In the screenshot below the Datastore Latency Analysis dashboard, launched in-context of this alert, shows in the top-left pane that read latency recently rose sharply on this datastore.
This dashboard leverages further contextual data to show only those VMs that are using this particular datastore in the performance chart in the lower pane. Here it can be seen that latency generally is the same for all VMs on this storage, indicating that the latency is universal across the datastore disks/extents and for all hosts and for all VMs.
The Knowledge Base article for the Datastore Analysis monitor indicates that high traffic on the datastore can overload the capabilities of the storage and lead to high latency.
The Datastore Traffic Analysis dashboard can be used to dive into the I/O for the datastore and all contained VMs as shown in the screenshot below.
Again, this dashboard leverages the powerful in-context data available in Veeam MP for VMware. Only the VMs which use this datastore are shown in the lower performance chart.
In this chart it can be seen that the disk traffic for one particular VM recently rose sharply. The increase in I/O tracks the timestamp of the latency alert, and indicates that high traffic is overloading the datastore and this VM is the cause.
Review of all open Alerts in the upper right-hand pane can also provide guidance as to whether this issue is isolated to the parent object (datastore), or also affects some or all contained objects (VMs). In this case, the suspect VM is also generating disk space alerts. This certainly indicates that some process is using the disk.
By selecting the VM itself in the lower pane performance chart, further drill-down dashboards become available in the context of Virtual Machine.
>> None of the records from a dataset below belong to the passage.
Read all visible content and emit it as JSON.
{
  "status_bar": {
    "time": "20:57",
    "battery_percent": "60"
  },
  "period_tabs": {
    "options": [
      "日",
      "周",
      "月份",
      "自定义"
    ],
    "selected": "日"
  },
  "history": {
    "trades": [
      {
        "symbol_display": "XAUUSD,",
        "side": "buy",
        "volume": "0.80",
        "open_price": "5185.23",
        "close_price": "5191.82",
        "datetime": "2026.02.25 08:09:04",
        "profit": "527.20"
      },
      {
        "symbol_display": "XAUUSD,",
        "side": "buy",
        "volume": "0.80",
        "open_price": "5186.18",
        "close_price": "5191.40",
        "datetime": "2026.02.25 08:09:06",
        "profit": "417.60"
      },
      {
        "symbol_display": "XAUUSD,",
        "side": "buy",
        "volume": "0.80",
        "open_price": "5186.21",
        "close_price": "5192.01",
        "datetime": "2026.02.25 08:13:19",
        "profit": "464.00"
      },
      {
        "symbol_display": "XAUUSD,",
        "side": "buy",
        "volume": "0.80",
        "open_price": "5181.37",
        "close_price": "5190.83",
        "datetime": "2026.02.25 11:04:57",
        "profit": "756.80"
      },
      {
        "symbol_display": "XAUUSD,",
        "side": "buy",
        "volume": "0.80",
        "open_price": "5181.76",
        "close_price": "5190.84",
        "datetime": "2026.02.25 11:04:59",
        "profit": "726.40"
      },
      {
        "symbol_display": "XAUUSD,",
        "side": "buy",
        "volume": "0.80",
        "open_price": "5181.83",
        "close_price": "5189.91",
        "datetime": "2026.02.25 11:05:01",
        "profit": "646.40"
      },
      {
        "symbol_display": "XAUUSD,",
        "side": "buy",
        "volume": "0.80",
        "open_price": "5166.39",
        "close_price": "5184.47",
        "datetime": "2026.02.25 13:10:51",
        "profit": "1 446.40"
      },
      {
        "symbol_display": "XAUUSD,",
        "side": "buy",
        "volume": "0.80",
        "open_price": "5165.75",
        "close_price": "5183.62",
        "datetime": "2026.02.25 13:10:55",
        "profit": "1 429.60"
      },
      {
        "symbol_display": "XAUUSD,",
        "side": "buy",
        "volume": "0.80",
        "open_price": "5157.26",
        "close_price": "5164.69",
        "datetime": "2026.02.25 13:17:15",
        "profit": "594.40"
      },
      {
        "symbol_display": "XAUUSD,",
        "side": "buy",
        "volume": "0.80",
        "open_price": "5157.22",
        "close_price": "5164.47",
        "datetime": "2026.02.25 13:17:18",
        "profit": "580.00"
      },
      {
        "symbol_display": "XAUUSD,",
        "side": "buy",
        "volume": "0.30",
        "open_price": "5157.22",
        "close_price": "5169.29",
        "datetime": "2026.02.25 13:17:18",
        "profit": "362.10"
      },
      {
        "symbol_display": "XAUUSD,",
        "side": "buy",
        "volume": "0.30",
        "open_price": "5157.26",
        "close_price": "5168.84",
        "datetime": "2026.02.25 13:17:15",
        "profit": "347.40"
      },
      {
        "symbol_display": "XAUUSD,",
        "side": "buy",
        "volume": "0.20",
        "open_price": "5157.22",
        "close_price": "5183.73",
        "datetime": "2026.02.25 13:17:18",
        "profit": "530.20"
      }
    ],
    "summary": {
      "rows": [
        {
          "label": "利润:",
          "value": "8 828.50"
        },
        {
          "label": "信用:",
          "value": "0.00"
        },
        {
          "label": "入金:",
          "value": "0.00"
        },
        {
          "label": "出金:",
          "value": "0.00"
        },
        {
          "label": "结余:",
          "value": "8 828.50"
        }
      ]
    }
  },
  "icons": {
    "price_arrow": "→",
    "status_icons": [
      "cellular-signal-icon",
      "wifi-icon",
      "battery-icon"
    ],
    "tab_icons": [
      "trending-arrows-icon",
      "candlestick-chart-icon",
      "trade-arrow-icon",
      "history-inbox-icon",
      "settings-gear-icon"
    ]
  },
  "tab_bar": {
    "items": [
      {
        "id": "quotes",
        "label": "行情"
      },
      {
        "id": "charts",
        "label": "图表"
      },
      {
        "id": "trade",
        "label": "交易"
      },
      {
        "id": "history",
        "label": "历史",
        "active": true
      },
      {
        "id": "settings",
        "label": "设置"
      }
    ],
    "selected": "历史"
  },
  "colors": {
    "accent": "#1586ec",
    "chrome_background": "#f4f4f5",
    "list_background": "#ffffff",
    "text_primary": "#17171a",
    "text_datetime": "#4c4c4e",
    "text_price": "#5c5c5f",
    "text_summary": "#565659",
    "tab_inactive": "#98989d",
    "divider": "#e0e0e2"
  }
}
The VM Storage I/O Analysis dashboard can be seen in the screenshot below.
This dashboard confirms the sudden increase in disk traffic both in KB/s (upper chart) and in IOPS (lower chart).
The metric outstandingIOs shows storage commands which are queued for processing, and the increase in this value is an indicator that the storage is being saturated by the disk traffic from this VM.
The metric % Disk Time is also rising sharply — this is one of the metrics gathered by Veeam MP for VMware from inside the virtualized OS, using OpsMgr agent (if present) to provide further guidance on the in-guest perspective of resource usage.
Having used dashboarding to isolate the root cause to this particular VM, troubleshooting can drill in to more granular data. By selecting the VM (for example in the above dashboard) and clicking Performance View in the Navigation pane, the full set of Veeam MP for VMware metrics will be available as shown below.
This view will present all available metrics from Veeam MP for VMware, on all aspects of VM performance. By sorting the chart column for ‘Object’, the view can be scoped to VMGuest-disk. This includes disk metrics for latency, traffic, failed commands and outstanding I/O for this VM.
This view, will all metrics available in a single-pane, allows for detailed analysis of the performance and resource usage for this VM over time. It confirms that high disk traffic recently commenced in this VM causing saturation of the backend vSphere storage, thus impacting overall latency (and impacting all VMs).
Even though the resource bottleneck was in the backend storage, the root cause was a runaway VM process (in this case, IOMeter was used to force high disk I/O in this VM). If troubleshooting had focused on the storage backend, time would have been wasted. However note that Veeam MP for VMware, with the use of in-context dashboards, guided troubleshooting in the correct direction and allowed the root cause to be analyzed faster.